For funding, Otaki says he has had to turn mostly to private foundations. “I think maybe this is a very touchy issue, politically,” he says. Mousseau has received money from a German biotechnology company and is now working with researchers supported by the Finnish government. But he says that US government grants are difficult to secure. The Department of Energy has largely stopped funding its research programme in low-dose exposure, and the National Science Foundation and the National Institutes of Health have awarded few grants on the topic. “The only people who seem to be doing any research are adventurous, opportunistic and independent,” Mousseau says. “They have some flexibility in what they do and are just doing it on their own without official support.”

Other scientists take issue with the reports of ecological harms from Fukushima.

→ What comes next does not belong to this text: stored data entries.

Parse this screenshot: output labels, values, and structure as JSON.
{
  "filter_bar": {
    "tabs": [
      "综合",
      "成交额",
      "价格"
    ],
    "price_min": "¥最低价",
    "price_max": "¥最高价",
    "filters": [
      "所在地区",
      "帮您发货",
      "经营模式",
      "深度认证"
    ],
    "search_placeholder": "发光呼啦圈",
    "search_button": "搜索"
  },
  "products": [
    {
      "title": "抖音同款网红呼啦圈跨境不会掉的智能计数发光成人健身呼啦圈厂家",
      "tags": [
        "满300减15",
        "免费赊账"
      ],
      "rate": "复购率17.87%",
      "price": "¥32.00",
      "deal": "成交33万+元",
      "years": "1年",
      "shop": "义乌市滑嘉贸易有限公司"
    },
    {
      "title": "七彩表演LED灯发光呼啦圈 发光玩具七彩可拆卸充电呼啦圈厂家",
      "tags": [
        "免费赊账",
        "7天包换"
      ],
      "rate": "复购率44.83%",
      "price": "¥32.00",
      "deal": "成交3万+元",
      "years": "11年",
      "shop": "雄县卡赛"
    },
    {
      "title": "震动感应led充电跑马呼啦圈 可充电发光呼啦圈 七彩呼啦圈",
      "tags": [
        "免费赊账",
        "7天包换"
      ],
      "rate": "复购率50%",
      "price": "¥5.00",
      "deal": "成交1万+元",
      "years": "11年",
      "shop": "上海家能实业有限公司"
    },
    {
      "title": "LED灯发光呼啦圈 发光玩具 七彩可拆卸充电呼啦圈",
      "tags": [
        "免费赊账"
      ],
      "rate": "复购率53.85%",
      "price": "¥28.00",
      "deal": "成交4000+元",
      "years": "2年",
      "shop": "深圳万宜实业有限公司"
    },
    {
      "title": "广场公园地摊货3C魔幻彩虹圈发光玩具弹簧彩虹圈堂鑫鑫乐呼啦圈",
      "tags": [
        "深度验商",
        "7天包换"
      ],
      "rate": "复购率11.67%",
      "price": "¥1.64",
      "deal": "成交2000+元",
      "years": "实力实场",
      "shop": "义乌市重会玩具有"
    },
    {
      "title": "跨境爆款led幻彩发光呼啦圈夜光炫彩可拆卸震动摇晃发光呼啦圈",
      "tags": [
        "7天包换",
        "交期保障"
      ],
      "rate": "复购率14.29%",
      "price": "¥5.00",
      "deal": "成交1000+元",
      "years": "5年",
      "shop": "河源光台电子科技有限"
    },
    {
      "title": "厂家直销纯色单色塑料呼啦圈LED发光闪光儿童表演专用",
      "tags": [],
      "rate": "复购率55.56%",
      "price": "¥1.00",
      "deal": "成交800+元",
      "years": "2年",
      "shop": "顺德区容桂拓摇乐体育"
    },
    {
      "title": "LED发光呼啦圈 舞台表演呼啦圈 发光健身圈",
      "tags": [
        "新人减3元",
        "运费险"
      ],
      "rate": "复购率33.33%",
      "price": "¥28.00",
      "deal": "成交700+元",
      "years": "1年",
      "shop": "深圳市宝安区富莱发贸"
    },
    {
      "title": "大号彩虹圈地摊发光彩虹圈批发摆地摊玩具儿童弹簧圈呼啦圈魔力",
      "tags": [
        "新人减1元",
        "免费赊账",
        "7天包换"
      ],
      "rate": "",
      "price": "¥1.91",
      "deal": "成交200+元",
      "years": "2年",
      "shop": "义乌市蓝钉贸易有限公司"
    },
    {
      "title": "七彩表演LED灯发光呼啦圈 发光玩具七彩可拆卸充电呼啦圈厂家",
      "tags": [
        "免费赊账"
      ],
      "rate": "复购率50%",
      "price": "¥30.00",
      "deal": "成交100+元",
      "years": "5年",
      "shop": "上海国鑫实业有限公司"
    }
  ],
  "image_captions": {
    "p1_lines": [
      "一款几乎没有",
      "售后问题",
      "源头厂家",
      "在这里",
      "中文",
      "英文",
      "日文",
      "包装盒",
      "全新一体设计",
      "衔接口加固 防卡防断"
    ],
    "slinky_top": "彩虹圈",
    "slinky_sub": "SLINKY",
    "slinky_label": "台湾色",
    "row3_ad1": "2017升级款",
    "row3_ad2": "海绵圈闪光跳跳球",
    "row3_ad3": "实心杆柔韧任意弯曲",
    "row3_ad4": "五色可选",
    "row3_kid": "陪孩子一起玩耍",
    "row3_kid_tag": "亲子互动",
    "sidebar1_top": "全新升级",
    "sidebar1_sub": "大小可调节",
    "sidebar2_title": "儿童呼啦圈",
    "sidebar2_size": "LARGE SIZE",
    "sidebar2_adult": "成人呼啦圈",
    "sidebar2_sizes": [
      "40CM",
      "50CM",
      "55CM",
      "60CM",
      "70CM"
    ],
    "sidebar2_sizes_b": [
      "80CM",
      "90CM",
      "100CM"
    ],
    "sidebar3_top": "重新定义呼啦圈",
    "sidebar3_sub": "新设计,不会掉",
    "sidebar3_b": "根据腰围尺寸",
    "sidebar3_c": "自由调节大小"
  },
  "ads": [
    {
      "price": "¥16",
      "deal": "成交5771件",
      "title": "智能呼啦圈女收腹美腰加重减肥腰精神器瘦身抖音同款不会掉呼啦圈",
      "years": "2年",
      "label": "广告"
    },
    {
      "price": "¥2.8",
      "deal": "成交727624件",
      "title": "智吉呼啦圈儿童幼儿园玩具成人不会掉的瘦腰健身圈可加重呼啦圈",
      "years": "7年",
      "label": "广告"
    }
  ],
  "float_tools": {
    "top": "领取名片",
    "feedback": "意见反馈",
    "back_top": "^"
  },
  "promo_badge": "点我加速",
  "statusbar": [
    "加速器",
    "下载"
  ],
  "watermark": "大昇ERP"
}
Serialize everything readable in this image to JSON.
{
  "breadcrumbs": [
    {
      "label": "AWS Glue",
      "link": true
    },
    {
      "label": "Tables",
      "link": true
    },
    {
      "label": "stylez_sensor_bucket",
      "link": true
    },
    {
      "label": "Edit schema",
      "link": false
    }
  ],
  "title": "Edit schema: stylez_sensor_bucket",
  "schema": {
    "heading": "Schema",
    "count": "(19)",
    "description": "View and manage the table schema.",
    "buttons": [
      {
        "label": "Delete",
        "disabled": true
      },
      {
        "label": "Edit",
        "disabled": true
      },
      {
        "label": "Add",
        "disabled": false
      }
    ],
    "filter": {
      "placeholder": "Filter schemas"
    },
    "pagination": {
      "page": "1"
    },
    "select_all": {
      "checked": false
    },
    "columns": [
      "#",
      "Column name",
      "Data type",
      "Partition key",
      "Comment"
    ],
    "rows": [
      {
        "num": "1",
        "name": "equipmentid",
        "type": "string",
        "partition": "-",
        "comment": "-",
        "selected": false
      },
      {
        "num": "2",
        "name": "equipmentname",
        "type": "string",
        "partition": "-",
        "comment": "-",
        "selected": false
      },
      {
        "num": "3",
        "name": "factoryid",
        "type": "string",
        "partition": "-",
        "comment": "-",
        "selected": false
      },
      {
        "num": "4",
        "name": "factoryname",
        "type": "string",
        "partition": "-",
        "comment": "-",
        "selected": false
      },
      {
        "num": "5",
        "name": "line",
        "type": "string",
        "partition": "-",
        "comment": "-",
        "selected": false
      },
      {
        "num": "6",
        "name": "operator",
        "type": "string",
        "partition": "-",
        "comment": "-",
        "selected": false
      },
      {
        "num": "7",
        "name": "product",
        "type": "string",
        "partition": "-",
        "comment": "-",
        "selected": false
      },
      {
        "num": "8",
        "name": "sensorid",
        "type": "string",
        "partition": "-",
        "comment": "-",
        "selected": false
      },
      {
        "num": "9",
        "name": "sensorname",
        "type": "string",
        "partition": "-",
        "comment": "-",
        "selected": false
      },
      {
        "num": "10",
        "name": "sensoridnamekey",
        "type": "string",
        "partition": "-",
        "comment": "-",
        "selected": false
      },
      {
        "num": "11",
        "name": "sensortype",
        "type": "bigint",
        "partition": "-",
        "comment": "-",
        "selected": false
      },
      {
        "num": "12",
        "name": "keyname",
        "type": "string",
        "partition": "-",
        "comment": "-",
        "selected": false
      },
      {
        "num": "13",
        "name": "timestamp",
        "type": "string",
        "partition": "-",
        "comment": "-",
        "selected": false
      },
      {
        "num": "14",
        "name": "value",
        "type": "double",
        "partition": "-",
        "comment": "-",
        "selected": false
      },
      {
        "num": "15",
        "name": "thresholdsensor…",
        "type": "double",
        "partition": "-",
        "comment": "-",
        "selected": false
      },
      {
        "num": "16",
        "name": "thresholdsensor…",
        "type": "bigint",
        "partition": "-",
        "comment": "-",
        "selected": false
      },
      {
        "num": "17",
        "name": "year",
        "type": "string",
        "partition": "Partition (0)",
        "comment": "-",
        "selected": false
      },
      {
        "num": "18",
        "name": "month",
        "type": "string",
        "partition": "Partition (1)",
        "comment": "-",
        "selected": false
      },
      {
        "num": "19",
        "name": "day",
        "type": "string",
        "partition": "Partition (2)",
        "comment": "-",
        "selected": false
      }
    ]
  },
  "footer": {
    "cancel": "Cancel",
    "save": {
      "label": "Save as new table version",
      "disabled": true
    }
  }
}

They say that Otaki’s research is flawed, because wing shape and other butterfly traits vary naturally with geography. “This study’s sensational claims should not be used to scare the local population into the erroneous conclusion that their exposures to these relatively low environmental radiation doses put them at significant health risk,” Timothy Jorgensen, a molecular radiation biologist at Georgetown University in Washington DC, wrote in a comment on Otaki’s 2012 paper. Mousseau’s report of harms to birds one year after Fukushima has been criticized for including only one sampling period and lacking baseline data.

Richard Wakeford, an epidemiologist at the University of Manchester, UK, thinks that ecological research on the Fukushima disaster’s effects will prove as confounding as efforts to detect health effects in humans exposed to low doses of radiation. Many ecosystems and their species are altered after human evacuations in ways that have nothing to do with radiation, he says.

Wayne says post-Fukushima research needs more support to boost its quality. She and her colleagues are drafting a white paper to establish better standards for collecting, analysing and sharing data. “We don’t want disasters to happen so we can collect more data,” she says. “But as it has happened, we should learn from it.”